Durability of Cement-Based Materials

Although cement-based materials such as concrete are widely used in the construction industry, we are still facing important durability issues. Corrosion of reinforcement in concrete due to chloride exposure, Alkali-silica reactions, freeze-thaw damages are some examples of durability issues decreasing the service life of structures and increasing their life cycle costs due to increased maintenance and rehabilitation.

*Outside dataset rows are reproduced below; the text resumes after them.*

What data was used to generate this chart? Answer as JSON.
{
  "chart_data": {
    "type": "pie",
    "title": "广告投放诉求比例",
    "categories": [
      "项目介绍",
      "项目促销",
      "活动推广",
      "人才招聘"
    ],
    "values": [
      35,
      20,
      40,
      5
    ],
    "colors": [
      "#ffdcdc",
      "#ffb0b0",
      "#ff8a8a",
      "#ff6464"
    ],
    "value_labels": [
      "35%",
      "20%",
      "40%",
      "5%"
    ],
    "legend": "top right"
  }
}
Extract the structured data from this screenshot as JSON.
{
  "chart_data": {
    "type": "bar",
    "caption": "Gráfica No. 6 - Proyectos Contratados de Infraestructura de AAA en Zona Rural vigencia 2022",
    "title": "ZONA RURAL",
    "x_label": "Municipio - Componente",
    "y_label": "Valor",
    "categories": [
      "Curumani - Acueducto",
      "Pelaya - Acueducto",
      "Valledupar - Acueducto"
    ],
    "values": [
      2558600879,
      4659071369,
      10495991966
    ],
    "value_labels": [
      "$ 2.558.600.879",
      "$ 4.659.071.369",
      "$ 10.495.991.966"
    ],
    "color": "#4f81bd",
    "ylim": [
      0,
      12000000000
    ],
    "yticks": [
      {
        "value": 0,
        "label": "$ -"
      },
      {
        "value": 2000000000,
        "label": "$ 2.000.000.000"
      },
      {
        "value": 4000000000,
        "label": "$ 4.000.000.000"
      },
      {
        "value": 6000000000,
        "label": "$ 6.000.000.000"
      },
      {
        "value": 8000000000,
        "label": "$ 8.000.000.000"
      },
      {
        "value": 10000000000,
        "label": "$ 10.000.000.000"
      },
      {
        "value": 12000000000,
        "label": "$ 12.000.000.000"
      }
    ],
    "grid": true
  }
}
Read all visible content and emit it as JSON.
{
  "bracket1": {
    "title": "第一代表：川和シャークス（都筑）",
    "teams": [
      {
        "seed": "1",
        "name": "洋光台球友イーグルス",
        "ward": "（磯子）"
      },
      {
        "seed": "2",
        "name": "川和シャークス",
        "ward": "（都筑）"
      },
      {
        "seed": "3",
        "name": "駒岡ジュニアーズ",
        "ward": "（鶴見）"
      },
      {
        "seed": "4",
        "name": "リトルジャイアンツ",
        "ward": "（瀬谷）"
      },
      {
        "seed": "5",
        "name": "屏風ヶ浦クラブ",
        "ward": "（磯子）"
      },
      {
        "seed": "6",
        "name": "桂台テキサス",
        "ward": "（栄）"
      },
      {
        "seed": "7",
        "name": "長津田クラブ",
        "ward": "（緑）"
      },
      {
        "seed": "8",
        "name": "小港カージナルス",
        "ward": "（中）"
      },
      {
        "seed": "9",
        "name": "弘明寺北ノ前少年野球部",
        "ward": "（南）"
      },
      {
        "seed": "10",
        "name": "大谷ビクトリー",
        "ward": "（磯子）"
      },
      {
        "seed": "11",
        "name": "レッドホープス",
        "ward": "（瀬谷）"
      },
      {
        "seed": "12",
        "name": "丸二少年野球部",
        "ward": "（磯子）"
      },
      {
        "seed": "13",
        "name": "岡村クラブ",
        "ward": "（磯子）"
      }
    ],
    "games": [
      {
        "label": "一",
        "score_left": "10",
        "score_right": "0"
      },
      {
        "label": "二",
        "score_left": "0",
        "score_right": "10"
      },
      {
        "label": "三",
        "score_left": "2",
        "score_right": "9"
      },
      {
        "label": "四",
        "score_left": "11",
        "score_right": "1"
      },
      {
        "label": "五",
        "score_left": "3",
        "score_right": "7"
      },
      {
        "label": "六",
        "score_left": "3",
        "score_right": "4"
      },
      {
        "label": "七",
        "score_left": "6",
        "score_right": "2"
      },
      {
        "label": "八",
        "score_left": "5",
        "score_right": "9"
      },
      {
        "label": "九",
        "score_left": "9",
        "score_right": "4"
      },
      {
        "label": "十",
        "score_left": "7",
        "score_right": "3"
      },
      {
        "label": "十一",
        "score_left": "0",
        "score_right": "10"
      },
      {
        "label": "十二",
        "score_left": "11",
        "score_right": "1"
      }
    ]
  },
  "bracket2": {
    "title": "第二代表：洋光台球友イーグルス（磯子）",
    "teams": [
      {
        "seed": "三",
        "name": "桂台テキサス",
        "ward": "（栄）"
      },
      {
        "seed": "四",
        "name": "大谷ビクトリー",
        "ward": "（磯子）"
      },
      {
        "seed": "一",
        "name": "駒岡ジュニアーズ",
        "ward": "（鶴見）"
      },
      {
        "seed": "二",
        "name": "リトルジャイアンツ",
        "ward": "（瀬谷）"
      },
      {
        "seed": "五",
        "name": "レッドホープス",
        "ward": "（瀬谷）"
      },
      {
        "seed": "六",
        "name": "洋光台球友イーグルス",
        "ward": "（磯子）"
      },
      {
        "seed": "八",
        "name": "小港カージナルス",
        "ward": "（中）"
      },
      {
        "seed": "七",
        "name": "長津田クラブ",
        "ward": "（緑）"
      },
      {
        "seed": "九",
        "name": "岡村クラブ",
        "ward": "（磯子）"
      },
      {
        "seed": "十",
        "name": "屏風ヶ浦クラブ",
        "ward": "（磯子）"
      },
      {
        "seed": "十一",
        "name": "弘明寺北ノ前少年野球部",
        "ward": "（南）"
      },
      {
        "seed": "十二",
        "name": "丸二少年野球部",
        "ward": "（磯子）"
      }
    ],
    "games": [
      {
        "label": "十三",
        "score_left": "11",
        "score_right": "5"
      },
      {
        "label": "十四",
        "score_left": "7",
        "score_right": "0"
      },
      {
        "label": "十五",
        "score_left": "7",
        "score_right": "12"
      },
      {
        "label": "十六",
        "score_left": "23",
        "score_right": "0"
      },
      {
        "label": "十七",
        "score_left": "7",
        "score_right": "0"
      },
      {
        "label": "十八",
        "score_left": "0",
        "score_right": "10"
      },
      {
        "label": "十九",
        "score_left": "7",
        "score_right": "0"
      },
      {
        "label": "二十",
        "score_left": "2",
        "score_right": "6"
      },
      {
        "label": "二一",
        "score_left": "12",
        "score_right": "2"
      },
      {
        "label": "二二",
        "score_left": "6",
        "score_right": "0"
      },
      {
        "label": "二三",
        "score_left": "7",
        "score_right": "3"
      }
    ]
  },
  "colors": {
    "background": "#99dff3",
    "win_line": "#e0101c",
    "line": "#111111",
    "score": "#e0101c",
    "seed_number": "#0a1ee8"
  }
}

Recent and Current Research

Flowable Fill Containing Quarry Limestone Quarry Fines as a Backfill Material

Principal Investigator(s): Ceki Halmen, Ph.D.
Funded by: University of Missouri Research Board (UMRB)
Goal: Bridge approach slabs are reinforced slabs, placed between bridge abutments and approach pavements, to mitigate the effects of changing support conditions. Excessive settlement and cracking of approach slabs due to local compression of compacted embankment soils at the bridge/pavement interface is a major issue. This study aims to develop flowable fill mixtures comprised of quarry fines as an alternative to compacted soils.

Chloride Limits in Fresh Concrete

Principal Investigator(s): Ceki Halmen, Ph.D.
Goal: Chloride induced corrosion of steel reinforcement in concrete is a major problem. Therefore there are strict limits on the chloride content of materials that will be used in concrete mixtures. These limits are typically defined as a percentage of cement weight, however, with the increased use of supplementary cementitious materials the definition of chloride limits based on cement content may be unnecessarily restrictive. This study evaluates validity of chloride limits in fresh concrete and their definition as a weight percentage of cement.

Controlled Low Strength Materials (CLSM) for Bridge Approach Slabs

Principal Investigator(s): Ganesh Thiagarajan, Ph.D., P.E.
Researcher: Ceki Halmen, Ph.D.
Funded by: Missouri Department of Transportation (MoDOT)
Goal: Cracking of bridge approach slabs due to settlement of soils is a major problem. In this study, CLSM is being evaluated as an alternative to compacted granular materials to support bridge approach slabs.